Kids and adults alike adore fireworks, but have you ever thought about how they work? Whether it's the Fourth of July, a weekend at the lake or a special celebration in your community, you can use fireworks to explain the laws of physics to your child.
Gravity is the force that keeps everything attached to the Earth. Without it, we'd all float off into space. Those high-flying fireworks need to overcome the force of gravity, and the people who make fireworks and stage shows use a precise amount of fuel to ensure that fireworks explode safely overhead, rather than on the ground.
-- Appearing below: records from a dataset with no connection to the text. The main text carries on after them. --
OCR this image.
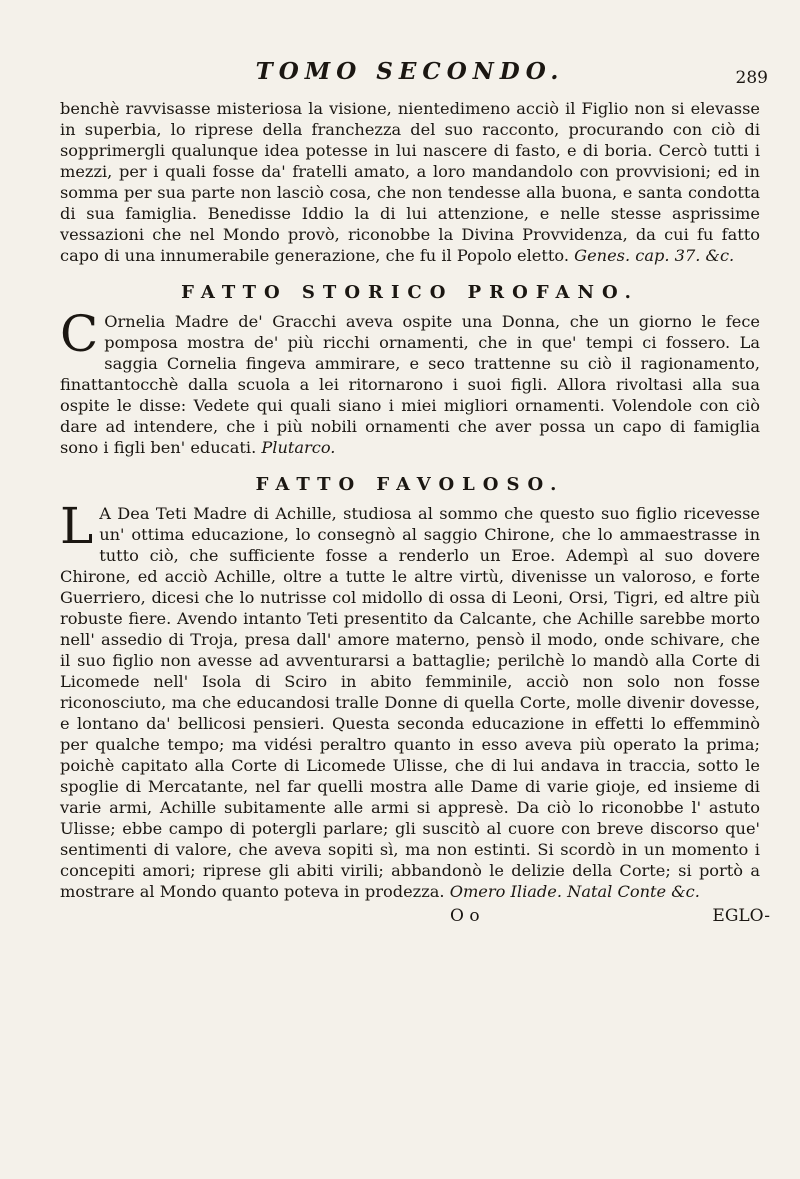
TOMO SECONDO.	289

benchè ravvisasse misteriosa la visione, nientedimeno acciò il Figlio non si elevasse in superbia, lo riprese della franchezza del suo racconto, procurando con ciò di sopprimergli qualunque idea potesse in lui nascere di fasto, e di boria. Cercò tutti i mezzi, per i quali fosse da' fratelli amato, a loro mandandolo con provvisioni; ed in somma per sua parte non lasciò cosa, che non tendesse alla buona, e santa condotta di sua famiglia. Benedisse Iddio la di lui attenzione, e nelle stesse asprissime vessazioni che nel Mondo provò, riconobbe la Divina Provvidenza, da cui fu fatto capo di una innumerabile generazione, che fu il Popolo eletto. Genes. cap. 37. &c.

FATTO STORICO PROFANO.

C Ornelia Madre de' Gracchi aveva ospite una Donna, che un giorno le fece pompos​a mostra de' più ricchi ornamenti, che in que' tempi ci fossero. La saggia Cornelia fingeva ammirare, e seco trattenne su ciò il ragionamento, finattantocchè dalla scuola a lei ritornarono i suoi figli. Allora rivoltasi alla sua ospite le disse: Vedete qui quali siano i miei migliori ornamenti. Volendole con ciò dare ad intendere, che i più nobili ornamenti che aver possa un capo di famiglia sono i figli ben' educati. Plutarco.

FATTO FAVOLOSO.

L A Dea Teti Madre di Achille, studiosa al sommo che questo suo figlio ricevesse un' ottima educazione, lo consegnò al saggio Chirone, che lo ammaestrasse in tutto ciò, che sufficiente fosse a renderlo un Eroe. Adempì al suo dovere Chirone, ed acciò Achille, oltre a tutte le altre virtù, divenisse un valoroso, e forte Guerriero, dicesi che lo nutrisse col midollo di ossa di Leoni, Orsi, Tigri, ed altre più robuste fiere. Avendo intanto Teti presentito da Calcante, che Achille sarebbe morto nell' assedio di Troja, presa dall' amore materno, pensò il modo, onde schivare, che il suo figlio non avesse ad avventurarsi a battaglie; perilchè lo mandò alla Corte di Licomede nell' Isola di Sciro in abito femminile, acciò non solo non fosse riconosciuto, ma che educandosi tralle Donne di quella Corte, molle divenir dovesse, e lontano da' bellicosi pensieri. Questa seconda educazione in effetti lo effemminò per qualche tempo; ma vidési peraltro quanto in esso aveva più operato la prima; poichè capitato alla Corte di Licomede Ulisse, che di lui andava in traccia, sotto le spoglie di Mercatante, nel far quelli mostra alle Dame di varie gioje, ed insieme di varie armi, Achille subitamente alle armi si appresè. Da ciò lo riconobbe l' astuto Ulisse; ebbe campo di potergli parlare; gli suscitò al cuore con breve discorso que' sentimenti di valore, che aveva sopiti sì, ma non estinti. Si scordò in un momento i concepiti amori; riprese gli abiti virili; abbandonò le delizie della Corte; si portò a mostrare al Mondo quanto poteva in prodezza. Omero Iliade. Natal Conte &c.

O o	EGLO-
The displays seen at public events use fireworks with at least two elements. One is a shell that explodes in colors or crackles. The other is a small rocket engine. To launch fireworks into the air, they're loaded into metal or cardboard tubes. When the fuse is lit, materials in the rocket part of the shell burn very quickly. If these materials were spread out on the ground, they'd burn up immediately in a flash, which wouldn't be very exciting.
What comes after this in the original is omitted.